Aside from the locked room puzzle, there are a lot of factors that simply don’t add up, many of them to do with the evidence left behind by the three-fingered man whose presence causes such a disturbance in the village, with torn notes and burnt papers alluding to events in the past. There is also quite a bit of mystery surrounding the various members of Ichiyanagi family. It’s all too much for the local police to make sense of, so Katsuko’s father calls in a young friend, Kosuke Kindaichi, to help with the investigation. Despite his youthful age, Kindaichi has quite a reputation for solving crimes that have baffled the regular authorities.

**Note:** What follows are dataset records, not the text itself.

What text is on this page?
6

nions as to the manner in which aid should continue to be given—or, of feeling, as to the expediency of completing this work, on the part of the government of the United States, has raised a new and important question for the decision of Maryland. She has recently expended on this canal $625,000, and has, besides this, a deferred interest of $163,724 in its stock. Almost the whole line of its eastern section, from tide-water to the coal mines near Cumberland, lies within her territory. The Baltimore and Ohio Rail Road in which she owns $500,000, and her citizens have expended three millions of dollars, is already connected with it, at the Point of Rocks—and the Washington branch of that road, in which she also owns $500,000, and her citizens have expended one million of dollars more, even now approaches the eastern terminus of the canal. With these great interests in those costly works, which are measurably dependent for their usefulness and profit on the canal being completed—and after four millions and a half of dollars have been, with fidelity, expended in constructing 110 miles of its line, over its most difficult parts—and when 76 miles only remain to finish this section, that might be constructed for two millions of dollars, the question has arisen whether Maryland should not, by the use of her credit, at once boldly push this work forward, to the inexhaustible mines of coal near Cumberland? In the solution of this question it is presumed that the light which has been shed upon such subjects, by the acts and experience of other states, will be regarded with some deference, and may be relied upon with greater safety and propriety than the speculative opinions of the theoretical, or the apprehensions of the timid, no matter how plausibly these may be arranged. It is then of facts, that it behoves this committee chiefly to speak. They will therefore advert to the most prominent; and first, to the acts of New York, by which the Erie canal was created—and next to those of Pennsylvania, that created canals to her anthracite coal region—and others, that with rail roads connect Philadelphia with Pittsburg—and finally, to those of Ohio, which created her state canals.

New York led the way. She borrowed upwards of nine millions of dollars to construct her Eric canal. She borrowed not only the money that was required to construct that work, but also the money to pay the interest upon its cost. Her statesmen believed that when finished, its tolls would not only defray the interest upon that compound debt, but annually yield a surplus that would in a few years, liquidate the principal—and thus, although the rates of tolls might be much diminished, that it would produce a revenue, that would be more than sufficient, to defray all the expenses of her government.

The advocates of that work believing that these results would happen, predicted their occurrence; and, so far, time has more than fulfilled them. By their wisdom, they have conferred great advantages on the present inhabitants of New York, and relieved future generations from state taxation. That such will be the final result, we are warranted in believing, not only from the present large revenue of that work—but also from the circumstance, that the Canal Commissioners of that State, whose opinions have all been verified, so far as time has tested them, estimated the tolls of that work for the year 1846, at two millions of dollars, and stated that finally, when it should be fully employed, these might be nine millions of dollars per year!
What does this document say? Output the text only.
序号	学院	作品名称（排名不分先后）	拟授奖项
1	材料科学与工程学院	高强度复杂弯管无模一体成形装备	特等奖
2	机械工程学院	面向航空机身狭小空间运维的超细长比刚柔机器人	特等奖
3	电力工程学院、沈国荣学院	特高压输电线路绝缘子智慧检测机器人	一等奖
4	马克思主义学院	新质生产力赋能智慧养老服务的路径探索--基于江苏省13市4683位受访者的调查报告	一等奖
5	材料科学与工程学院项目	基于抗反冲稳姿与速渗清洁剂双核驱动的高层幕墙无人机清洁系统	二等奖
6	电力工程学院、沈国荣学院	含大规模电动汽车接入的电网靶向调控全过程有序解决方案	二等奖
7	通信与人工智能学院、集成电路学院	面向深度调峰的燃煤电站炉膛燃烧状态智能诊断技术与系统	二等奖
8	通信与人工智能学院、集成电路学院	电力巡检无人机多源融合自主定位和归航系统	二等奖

First published in Japan in 1946, The Honjin Murders is the first case involving detective Kosuke Kindaichi who Seishi Yokomoto would develop into a series of 77 books. Young and a little eccentric Kindaichi comes across very much as a kind of Rouletabille character, and indeed the locked room situation here is strongly influenced by Gaston Leroux’s first classic Rouletabille locked room adventure, The Mystery of the Yellow Room. There’s a certain amount of overt referencing them to classic detective fiction in The Honjin Murders, from Sherlock Holmes to Agatha Christie, which makes it seem a little bit hokey and old-fashioned, but Yokomizo also manages to delve quite successfully into the historical complexities of post-war Japanese culture, class and society, and how its legacies and traditions have some bearing on the case.